In 2005, relations between the Fijian and Indo-Fijian communities were strained by the debate over the Reconciliation, Unity and Tolerance Bill introduced by the government of Prime Minister Laisenia Qarase. Key provisions of the bill provided amnesty for ‘political’ crimes, though the commander of the Fiji Military Forces (FMF) sought full punishment for all offenders. Parliament has also supported bills giving Fijians greater control over resources, including coastal land, partly in the wake of pressures for compensation, a Melanesian trend that has increasingly become evident in Fiji.

Current state of minorities and indigenous peoples

While the Indo-Fijians are the principal minority population and are marginalized in various ways, the newer Chinese population are widely resented for their presence in certain components of commerce and their links to some forms of international crime.

Although there is extensive inter-marriage with indigenous Fijians, the small Melanesian community – descendants of Solomon Islanders and New Hebrideans – retain a distinct identity. Because many cannot claim land rights, they are organizing to claim improved livelihoods.

After the 2006 elections, Indo-Fijians of Chaudhry’s party took their place in the cabinet in a hesitant step towards more effective reconciliation. In the course of a decade of turbulence the Indio-Fijian population has fallen proportionally and absolutely, and the country has lost considerable talent.

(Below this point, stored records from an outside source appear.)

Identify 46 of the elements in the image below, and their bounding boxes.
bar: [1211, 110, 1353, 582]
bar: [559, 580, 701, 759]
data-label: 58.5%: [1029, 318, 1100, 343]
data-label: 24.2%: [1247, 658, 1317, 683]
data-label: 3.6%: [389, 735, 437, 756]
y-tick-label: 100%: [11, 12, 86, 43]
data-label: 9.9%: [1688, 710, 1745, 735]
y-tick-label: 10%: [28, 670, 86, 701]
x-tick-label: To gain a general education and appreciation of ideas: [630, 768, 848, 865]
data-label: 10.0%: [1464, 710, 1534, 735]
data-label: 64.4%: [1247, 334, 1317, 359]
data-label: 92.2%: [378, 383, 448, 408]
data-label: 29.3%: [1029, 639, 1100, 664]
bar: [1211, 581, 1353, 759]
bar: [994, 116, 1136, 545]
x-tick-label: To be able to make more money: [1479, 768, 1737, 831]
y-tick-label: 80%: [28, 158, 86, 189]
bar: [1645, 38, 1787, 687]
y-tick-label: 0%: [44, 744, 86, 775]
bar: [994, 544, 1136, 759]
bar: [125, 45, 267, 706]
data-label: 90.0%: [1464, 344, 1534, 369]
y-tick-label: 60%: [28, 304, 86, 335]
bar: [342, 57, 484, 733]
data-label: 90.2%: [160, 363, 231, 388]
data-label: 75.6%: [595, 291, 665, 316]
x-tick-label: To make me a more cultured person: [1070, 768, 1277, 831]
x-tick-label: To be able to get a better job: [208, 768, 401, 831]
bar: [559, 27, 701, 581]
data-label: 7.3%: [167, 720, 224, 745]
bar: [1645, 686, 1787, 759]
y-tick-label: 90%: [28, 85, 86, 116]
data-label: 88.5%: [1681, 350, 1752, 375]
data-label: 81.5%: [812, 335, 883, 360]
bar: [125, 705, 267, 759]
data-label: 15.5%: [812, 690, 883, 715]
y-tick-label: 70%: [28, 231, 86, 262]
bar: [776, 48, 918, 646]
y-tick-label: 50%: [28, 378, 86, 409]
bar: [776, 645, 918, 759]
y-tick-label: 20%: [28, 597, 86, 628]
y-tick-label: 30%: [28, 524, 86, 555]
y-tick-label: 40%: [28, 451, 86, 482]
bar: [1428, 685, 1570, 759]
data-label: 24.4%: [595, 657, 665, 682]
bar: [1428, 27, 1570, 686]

A military coup ousted the government on 5 December 2006. The take-over – Fiji’s fourth in two decades – was the culmination of a long impasse between coup leader Commodore Frank Bainimarama and Prime Minister Laisenia Qarase over attempts to offer pardons to conspirators in the 2000 coup and to grant lucrative coastal land ownership to indigenous Fijians. Commodore Bainimarama, himself an indigenous Fijian, said the bills were unfair to the island’s Indo-Fijian minority. The island subsequently enjoyed a relative calm; an interim government took shape, with eight ministers being sworn in to work under Bainimarama who was declared Prime Minister in January. The State of Emergency on the island was lifted in May 2007. Ongoing conflict between Bainimarama and the Great Council of Chiefs led him to sack the Council and suspend all future meetings in April 2007, after the chiefs refused to endorse his government and his nomination for vice-president.

With increasing urbanization, disillusionment with the behaviour of chiefs and conflict between different indigenous federations, the role of Fijian chiefs is often called into question by indigenous Fijians themselves. This is not to say that indigenous Fijians wish to abolish the chiefly system, nor abandon their traditions and culture; but it does mean that they are not satisfied with the current, postcolonial chiefly system and do wish to reform it in some way.